Sponsored by the UNH Discovery Program, the University Dialogue is an ongoing effort to engage the UNH community in a series of discussions and activities that explore a common theme each year. In 2006, UOS partnered with the Discovery Program to bring Kathryn Blume's one-woman play about global warming - "The Boycott" - to campus as part of the "Power to the People: a University-wide Dialogue on Energy." UOS often partners with the Discovery Program to help sponsor events, speakers, films, plays, and other "happenings" to campus related to each year's Dialoge topic. UNH Chief Sustainability Officer Tom Kelly was a Dialogue author during the first Dialogue on globalization in 2005-2006, and during the 2007-2008 Dialogue on democracy UOS helped to co-sponsor a fair trade fair. Learn more about the UNH Discovery Program...
The UNH sustainability program was awarded a grant from the former New Hampshire Governor's Office of Energy and Community Services (now the New Hampshire Office of Energy and Planning) in the early 2000's to install a photovoltaic array and companion educational exhibit in the university's student center, the Memorial Union Building. The exhibit was designed to explore the relationship between renewable energy, climate, and sustainability. Acknowledging the significance of these issues to all disciplines and professions, the exhibit was interdisciplinary and employed a variety of media including images, books, and the internet. The array generated 1 kilowawtt of power, equivalent to 15% of a typical home's electricity needs or approximately $132 per year. The array is now being used by College of Engineering & Physical Sciences faculty and students and is no longer active.
This 2002-2003 ongoing series of programs was co-sponsored by the UNH Office of Sustainability, UNH Health Services, the UNH President's Commission on the Status of Women, the UNH School of Health and Human Services, and the UNH Institute for the Study of Earth, Oceans, and Space. The series explored the integration of public health and sustainability by taking an ecological approach to a variety of issues. Program topics included climate change, air quality, and genetically modified foods, while programming ranged from Women's Commission Networking Breakfasts to presentations and panel discussions. All programs were open to the public and held on the UNH Durham campus.
In 2001, the UNH community was consuming in a twelve month period approximately 30 million sheets of copy bond paper. The first goal of the UNH Recylced Paper Initiative was to increase the recycled content of paper used by the UNH community to a percentage higher than the old UNH standard of 30% post consumer.

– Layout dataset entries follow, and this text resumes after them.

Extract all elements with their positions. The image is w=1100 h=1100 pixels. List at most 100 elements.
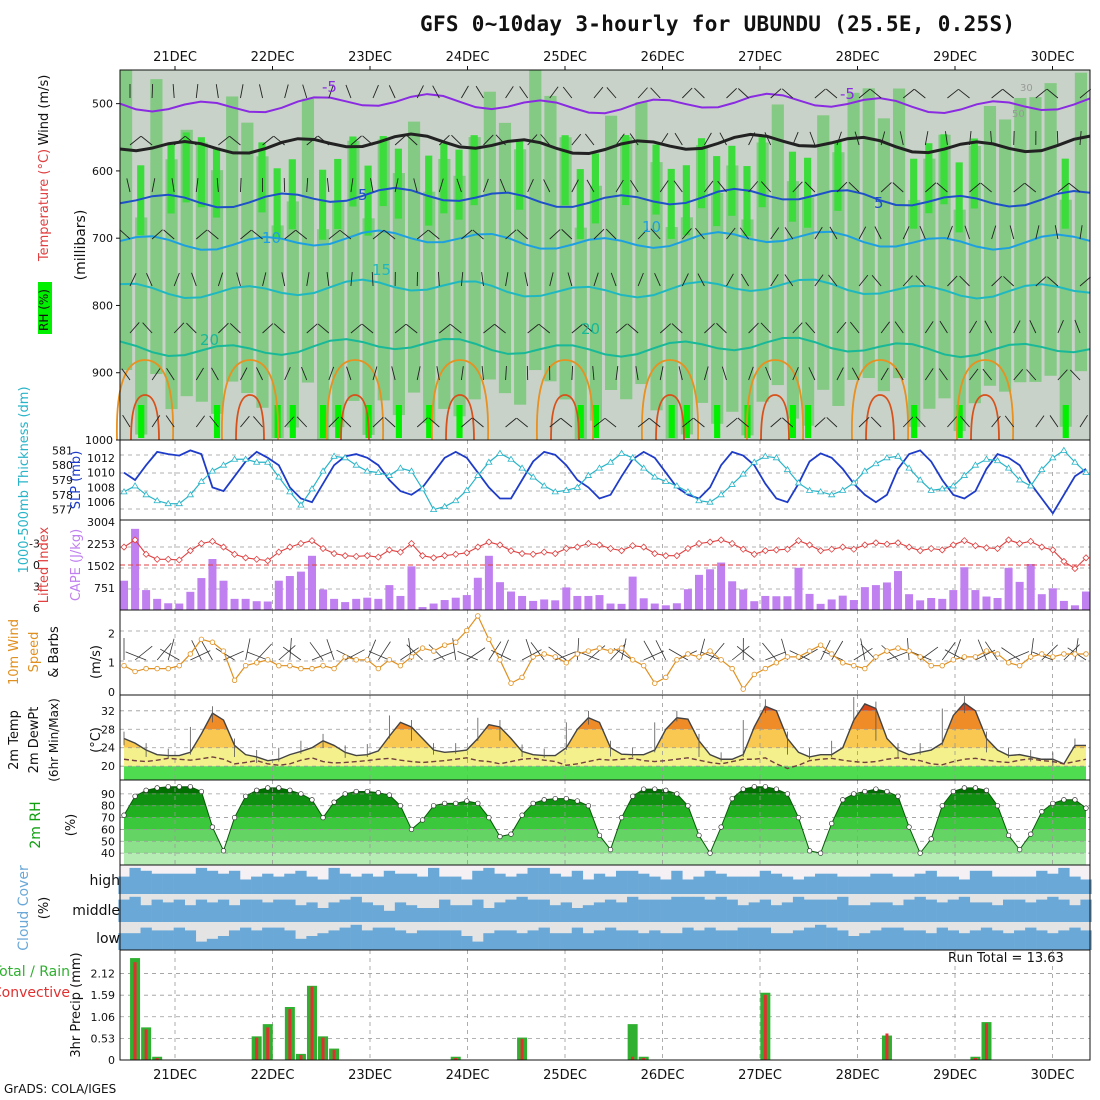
wind-point — [1061, 651, 1067, 657]
wind-point — [1016, 662, 1023, 669]
wind-barb — [1008, 651, 1030, 661]
wind-barb — [289, 638, 292, 661]
precip-tick-label: 1.59 — [91, 989, 116, 1002]
cloud-bar-low — [582, 933, 595, 950]
rh-point — [652, 786, 658, 792]
cape-bar — [429, 603, 438, 610]
wind-barb — [505, 417, 517, 428]
rh-point — [187, 784, 193, 790]
li-point — [374, 553, 382, 561]
wind-tick-label: 2 — [108, 627, 115, 640]
rh-column — [226, 96, 239, 382]
rh-band — [124, 829, 1086, 842]
wind-barb — [1069, 369, 1081, 381]
wind-barb — [218, 135, 230, 146]
wind-barb — [519, 86, 529, 99]
cloud-bar-high — [914, 873, 926, 894]
cloud-bar-middle — [914, 896, 926, 922]
temp-band — [124, 702, 1086, 711]
rh-point — [1050, 800, 1056, 806]
wind-barb — [668, 648, 689, 661]
cloud-bar-high — [560, 876, 572, 894]
cape-bar — [805, 593, 814, 610]
wind-barb — [576, 638, 580, 661]
wind-barb — [849, 321, 860, 334]
wind-point — [552, 654, 558, 660]
temp-band — [124, 766, 1086, 780]
wind-barb — [561, 229, 573, 240]
date-label-top: 22DEC — [251, 50, 295, 65]
cape-bar — [882, 582, 891, 610]
wind-barb — [207, 229, 219, 240]
li-tick-label: 0 — [33, 559, 40, 572]
wind-barb — [858, 274, 869, 287]
wind-barb — [717, 180, 727, 193]
rh-patch — [137, 165, 145, 236]
wind-barb — [792, 366, 799, 381]
cloud-bar-low — [903, 930, 915, 950]
thickness-point — [297, 501, 305, 508]
rh-column — [802, 197, 815, 426]
wind-barb — [1013, 368, 1024, 381]
cloud-bar-low — [217, 936, 230, 950]
cloud-bar-middle — [206, 902, 219, 922]
rh-point — [209, 824, 216, 830]
cloud-bar-middle — [262, 902, 274, 922]
rh-patch — [516, 139, 524, 210]
wind-point — [652, 680, 658, 686]
temp-band — [124, 710, 1086, 730]
wind-barb — [129, 273, 137, 287]
wind-barb — [524, 272, 529, 287]
wind-barb — [548, 646, 567, 661]
li-point — [706, 538, 714, 546]
rh-band — [124, 793, 1086, 806]
cloud-bar-low — [726, 930, 738, 950]
wind-barb — [372, 366, 378, 381]
cloud-bar-high — [306, 876, 318, 894]
li-point — [231, 550, 239, 558]
cape-bar — [507, 591, 516, 610]
wind-point — [1028, 654, 1034, 660]
wind-barb — [146, 272, 153, 287]
thickness-point — [993, 456, 1002, 464]
wind-point — [486, 636, 492, 643]
li-point — [772, 546, 780, 554]
cloud-bar-low — [649, 930, 661, 950]
cloud-bar-low — [483, 933, 495, 950]
wind-barb — [151, 368, 161, 381]
rh-column — [877, 118, 890, 392]
rh-column — [605, 115, 618, 390]
rh-point — [397, 803, 404, 809]
wind-barb — [1068, 182, 1081, 193]
cloud-bar-low — [339, 927, 351, 950]
cloud-bar-low — [394, 930, 407, 950]
li-tick-label: 6 — [33, 602, 40, 615]
cloud-bar-low — [361, 930, 373, 950]
wind-barb — [958, 88, 970, 99]
wind-barb — [693, 417, 705, 428]
thickness-point — [120, 488, 128, 495]
wind-barb — [1013, 320, 1021, 334]
date-label-top: 21DEC — [153, 50, 197, 65]
pressure-tick-label: 1000 — [85, 434, 113, 447]
li-point — [562, 544, 570, 553]
cloud-bar-high — [638, 873, 650, 894]
wind-barb — [1035, 88, 1047, 99]
rh-axis-label: 2m RH — [28, 801, 44, 848]
wind-point — [884, 648, 890, 654]
wind-barb — [781, 417, 794, 428]
li-point — [363, 552, 371, 560]
cloud-bar-low — [184, 930, 197, 950]
rh-band — [124, 853, 1086, 865]
panel-frame — [119, 439, 1091, 521]
wind-barb — [870, 88, 882, 99]
thickness-point — [241, 455, 250, 462]
isotherm-20 — [119, 336, 1091, 359]
li-point — [651, 549, 659, 558]
rh-tick-label: 40 — [101, 847, 115, 860]
wind-barb — [377, 641, 391, 661]
cloud-bar-high — [1036, 870, 1048, 894]
cloud-bar-middle — [571, 908, 584, 922]
rh-column — [301, 98, 315, 383]
cloud-bar-high — [859, 876, 871, 894]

Members of the UNH Recycled Paper Initiative - including representatives from the UNH Student Senate, the UNH Student Environmental Action Coalition, UNH Printing Services, USNH Purchasing Office, UNH Central Receiving, and the UNH Office of Sustainability issued the "Recycled Paper Initiative Report and Recommendations." Until 2006, UNH required all offices and department to purchasing 100% post consumer paper through UNH Central Receiving, saving energy, trees and landfill space. As many more 100% post consumer paper products have become more prevalent in today's market, the UNH community now purchases paper through its outside office supply contracted vendors.